Even the gates were locked. At the third gate, Remo decided to stop looking for someone to let him in. He walked in, right through the crowd-proof, locked gate. His footsteps echoed down the dark, deserted corridors that smelled freshly cleaned. The stands exuded a faint yesterday's-beer odour. The air was cool yet without freshness. A lone worker stood on a ladder installing a light bulb. Remo stayed in the shadows enough not to be recognized but not enough to appear suspicious.
"Hi," Remo said, walking on as though he belonged in the deserted corridor.
"Hi," said the workman.
Remo scampered up to the top tier and paused. He was two aisles away. The banner was still and flat.
"Welcome, International Brotherhood of Drivers." Not a ripple. The crowds would change that. The body heat would change that. Yet even with no one inside the huge structure, it should get some air currents. Perhaps too many doors and windows were closed on the outside. Remo ducked back into the corridor and came out perfect. Fifty feet above him was the joint of the beam that stretched across the huge dome of the hall. He eased the crowbar from the back of his pants with the protective paper still on it. An edge of the paper was smeared with his blood. The wound had coagulated, but apparently not fast enough to keep the paper dry. He checked the crowbar, looking for the glistening hint of his own blood. He did not want blood on the crowbar to complicate things. It should be a very simple crime. Abe 'Crowbar' Bludner had somehow un-riveted the beam and was stupid enough to leave the crowbar. The police, desperately in need of a suspect for the murder of four union officials, would gratefully and rapidly pick Bludner. Blood would be a minor complication that might set their minds to working on other angles. Not that he would be implicated, but as Chiun had said, fools and children take chances.

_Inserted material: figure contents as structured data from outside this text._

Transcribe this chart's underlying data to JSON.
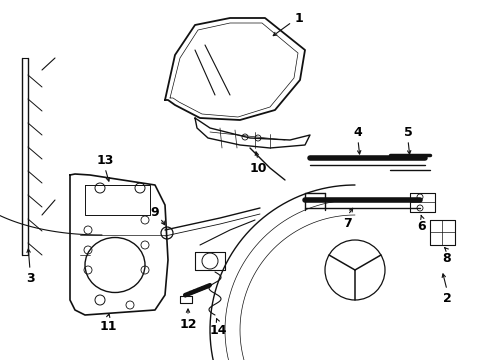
{
  "bg_color": "#ffffff",
  "line_color": "#111111",
  "label_color": "#000000",
  "fig_width": 4.9,
  "fig_height": 3.6,
  "dpi": 100
}
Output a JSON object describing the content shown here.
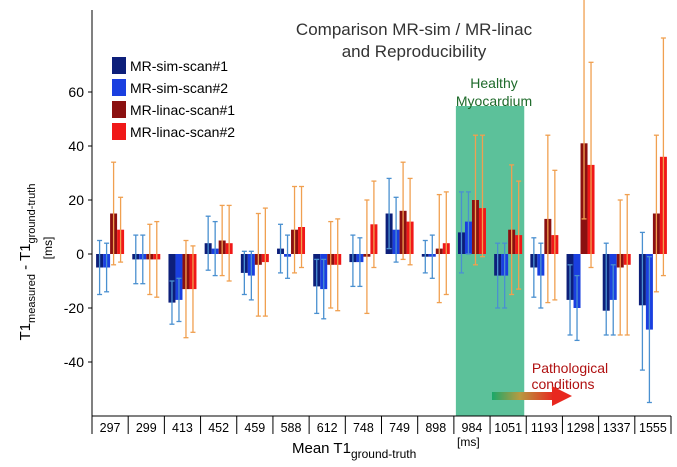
{
  "chart_data": {
    "type": "bar",
    "title_line1": "Comparison MR-sim / MR-linac",
    "title_line2": "and Reproducibility",
    "xlabel_main": "Mean T1",
    "xlabel_sub": "ground-truth",
    "xlabel_unit": "[ms]",
    "ylabel_main": "T1",
    "ylabel_sub1": "measured",
    "ylabel_mid": " - T1",
    "ylabel_sub2": "ground-truth",
    "ylabel_unit": "[ms]",
    "ylim": [
      -60,
      100
    ],
    "yticks": [
      -40,
      -20,
      0,
      20,
      40,
      60
    ],
    "ytick_labels": [
      "-40",
      "-20",
      "0",
      "20",
      "40",
      "60"
    ],
    "categories": [
      "297",
      "299",
      "413",
      "452",
      "459",
      "588",
      "612",
      "748",
      "749",
      "898",
      "984",
      "1051",
      "1193",
      "1298",
      "1337",
      "1555"
    ],
    "legend_position": "top-left",
    "grid": false,
    "colors": {
      "sim1": "#0d1f7a",
      "sim2": "#1a3fe0",
      "linac1": "#8b1010",
      "linac2": "#f01818",
      "err_sim": "#4a90d0",
      "err_linac": "#f0a050",
      "healthy_band": "#5cc19a"
    },
    "series": [
      {
        "name": "MR-sim-scan#1",
        "values": [
          -5,
          -2,
          -18,
          4,
          -7,
          2,
          -12,
          -3,
          15,
          -1,
          8,
          -8,
          -5,
          -17,
          -21,
          -19
        ],
        "err_low": [
          10,
          9,
          8,
          10,
          8,
          9,
          10,
          9,
          13,
          6,
          15,
          12,
          11,
          13,
          9,
          24
        ],
        "err_high": [
          10,
          9,
          8,
          10,
          8,
          9,
          10,
          10,
          13,
          6,
          15,
          12,
          11,
          13,
          25,
          27
        ]
      },
      {
        "name": "MR-sim-scan#2",
        "values": [
          -5,
          -2,
          -17,
          2,
          -8,
          -1,
          -13,
          -3,
          9,
          -1,
          12,
          -8,
          -8,
          -20,
          -17,
          -28
        ],
        "err_low": [
          9,
          9,
          8,
          10,
          9,
          8,
          11,
          9,
          12,
          8,
          12,
          12,
          12,
          12,
          13,
          27
        ],
        "err_high": [
          9,
          9,
          8,
          10,
          9,
          8,
          11,
          9,
          12,
          8,
          11,
          12,
          12,
          12,
          13,
          27
        ]
      },
      {
        "name": "MR-linac-scan#1",
        "values": [
          15,
          -2,
          -13,
          5,
          -4,
          9,
          -4,
          -1,
          16,
          2,
          20,
          9,
          13,
          41,
          -5,
          15
        ],
        "err_low": [
          19,
          13,
          18,
          13,
          19,
          16,
          16,
          21,
          18,
          20,
          24,
          24,
          31,
          28,
          25,
          29
        ],
        "err_high": [
          19,
          13,
          18,
          13,
          19,
          16,
          16,
          21,
          18,
          20,
          24,
          24,
          31,
          64,
          25,
          29
        ]
      },
      {
        "name": "MR-linac-scan#2",
        "values": [
          9,
          -2,
          -13,
          4,
          -3,
          10,
          -4,
          11,
          12,
          4,
          17,
          7,
          7,
          33,
          -4,
          36
        ],
        "err_low": [
          12,
          14,
          16,
          14,
          20,
          15,
          17,
          16,
          16,
          19,
          18,
          20,
          24,
          38,
          26,
          44
        ],
        "err_high": [
          12,
          14,
          16,
          14,
          20,
          15,
          17,
          16,
          16,
          19,
          27,
          20,
          24,
          38,
          26,
          44
        ]
      }
    ],
    "annotations": {
      "healthy_line1": "Healthy",
      "healthy_line2": "Myocardium",
      "healthy_band_categories": [
        "984",
        "1051"
      ],
      "patho_line1": "Pathological",
      "patho_line2": "conditions"
    }
  }
}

"It is the height of arrogance to fling your chances of survival into the lap of the goddess of fate, demanding that she perform what you will not. This arrogance is always punished."
Remo eased out of his shoes. He rewrapped the crowbar. There was no blood. He leaped to a small overhang and held with one hand. Working with feet forward and one hand behind it, he slithered up the curved wall. His free hand was used as a foot now because two feet were better for grabbing than one free hand. In the other hand was the evidence against Bludner.